Chagas cardiomyopathy is the most important clinical manifestation of Chagas disease, resulting in the majority of Chagas morbidity and mortality [4]. Also, in Chagas cardiomyopathy, the risk of thromboembolism is four times greater than in cardiomyopathy of other etiologies [5] and is responsible for 10 to 15% of the causes of death [6]. Mayoral et al. cite a retrospective study of Chagas' heart disease in which a review of 1,345 autopsy reports was performed, which identified cardiac thrombosis or thromboembolic phenomena in 44% of cases [7]. It is important to clarify that this prevalence of thrombogenic alterations occurs in CD with cardiopathy, while the indeterminate and digestive form are not related to thromboembolic events.

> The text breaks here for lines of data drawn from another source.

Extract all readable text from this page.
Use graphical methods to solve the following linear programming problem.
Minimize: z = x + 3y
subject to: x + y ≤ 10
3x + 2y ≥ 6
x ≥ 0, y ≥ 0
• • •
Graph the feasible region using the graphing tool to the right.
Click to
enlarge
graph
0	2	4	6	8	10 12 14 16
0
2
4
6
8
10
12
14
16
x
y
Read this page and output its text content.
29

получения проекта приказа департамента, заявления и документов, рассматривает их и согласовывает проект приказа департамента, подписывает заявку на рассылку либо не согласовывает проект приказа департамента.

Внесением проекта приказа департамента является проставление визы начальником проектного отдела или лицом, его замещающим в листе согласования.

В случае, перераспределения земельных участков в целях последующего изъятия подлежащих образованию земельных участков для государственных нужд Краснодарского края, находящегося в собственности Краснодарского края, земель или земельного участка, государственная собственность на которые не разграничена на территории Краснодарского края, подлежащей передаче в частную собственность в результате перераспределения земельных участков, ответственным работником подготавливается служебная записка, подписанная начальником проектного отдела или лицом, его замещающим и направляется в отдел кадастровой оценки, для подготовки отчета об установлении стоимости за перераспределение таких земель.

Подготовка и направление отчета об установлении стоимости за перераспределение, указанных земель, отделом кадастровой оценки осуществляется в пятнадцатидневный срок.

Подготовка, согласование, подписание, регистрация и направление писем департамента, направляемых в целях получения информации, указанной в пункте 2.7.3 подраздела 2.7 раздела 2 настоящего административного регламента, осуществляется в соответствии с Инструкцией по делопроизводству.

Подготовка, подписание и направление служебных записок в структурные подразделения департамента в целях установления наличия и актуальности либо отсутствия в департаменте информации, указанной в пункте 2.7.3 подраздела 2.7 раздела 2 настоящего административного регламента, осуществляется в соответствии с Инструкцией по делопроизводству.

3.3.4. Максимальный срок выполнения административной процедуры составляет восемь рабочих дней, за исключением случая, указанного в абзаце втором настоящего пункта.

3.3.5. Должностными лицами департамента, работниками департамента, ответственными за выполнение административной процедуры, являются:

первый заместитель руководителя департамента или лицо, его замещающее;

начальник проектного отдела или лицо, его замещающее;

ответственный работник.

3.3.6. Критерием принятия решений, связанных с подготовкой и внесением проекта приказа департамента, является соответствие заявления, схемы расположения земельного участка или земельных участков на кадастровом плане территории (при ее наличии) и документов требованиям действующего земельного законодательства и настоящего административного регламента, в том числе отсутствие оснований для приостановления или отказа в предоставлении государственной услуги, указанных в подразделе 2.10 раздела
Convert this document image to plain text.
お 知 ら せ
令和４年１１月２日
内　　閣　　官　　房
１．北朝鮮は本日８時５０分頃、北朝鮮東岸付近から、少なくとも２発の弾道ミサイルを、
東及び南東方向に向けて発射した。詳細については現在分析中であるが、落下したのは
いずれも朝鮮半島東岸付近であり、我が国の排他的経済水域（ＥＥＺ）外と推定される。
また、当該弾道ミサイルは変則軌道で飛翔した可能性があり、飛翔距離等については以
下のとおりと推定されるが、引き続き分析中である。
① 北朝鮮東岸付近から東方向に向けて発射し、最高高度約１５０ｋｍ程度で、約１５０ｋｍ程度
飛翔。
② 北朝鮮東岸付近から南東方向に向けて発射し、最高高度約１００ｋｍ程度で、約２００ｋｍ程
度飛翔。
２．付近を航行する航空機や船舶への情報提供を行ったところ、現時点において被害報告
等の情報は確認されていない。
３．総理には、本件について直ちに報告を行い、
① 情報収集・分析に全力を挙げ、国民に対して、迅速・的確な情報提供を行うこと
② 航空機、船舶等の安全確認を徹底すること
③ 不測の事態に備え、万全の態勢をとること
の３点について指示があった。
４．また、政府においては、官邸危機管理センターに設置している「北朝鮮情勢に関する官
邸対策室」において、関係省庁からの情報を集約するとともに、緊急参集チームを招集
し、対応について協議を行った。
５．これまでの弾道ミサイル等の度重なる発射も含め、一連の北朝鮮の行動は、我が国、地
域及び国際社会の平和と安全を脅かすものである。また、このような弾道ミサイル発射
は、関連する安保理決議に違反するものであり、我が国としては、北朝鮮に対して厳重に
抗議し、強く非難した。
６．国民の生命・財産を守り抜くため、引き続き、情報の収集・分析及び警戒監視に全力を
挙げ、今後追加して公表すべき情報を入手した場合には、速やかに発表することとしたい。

Our understanding is that the authors did not take into account the various clinical forms of the disease and the specific pathophysiological mechanisms involved in each one of them. They treated Chagas disease as if it were a single clinical entity and, therefore, it seems wrong to recommend immediate treatment of Chagas disease with anticoagulant drugs as mentioned in the conclusion of the study. This use of anticoagulants must be indicated in patients with Chagas' heart disease and high risk of thromboembolism. Predictive model of incidence of the cardioembolic ischemic stroke in Chagas disease has been defined, and the presence of electrocardiographic and echocardiographic alterations, such as primary alteration of the ventricular repolarization, systolic dysfunction, apical aneurysm, and age > 48 years, is an important predictor of stroke [5]. Therefore, these are the patients who would benefit from the strategy for the immediate treatment anticoagulant drugs. Moreover, in the heart Chagas disease, there are already guidelines and clinical protocols that deal with indication of anticoagulants as primary prophylaxis, particularly to prevent stroke [5].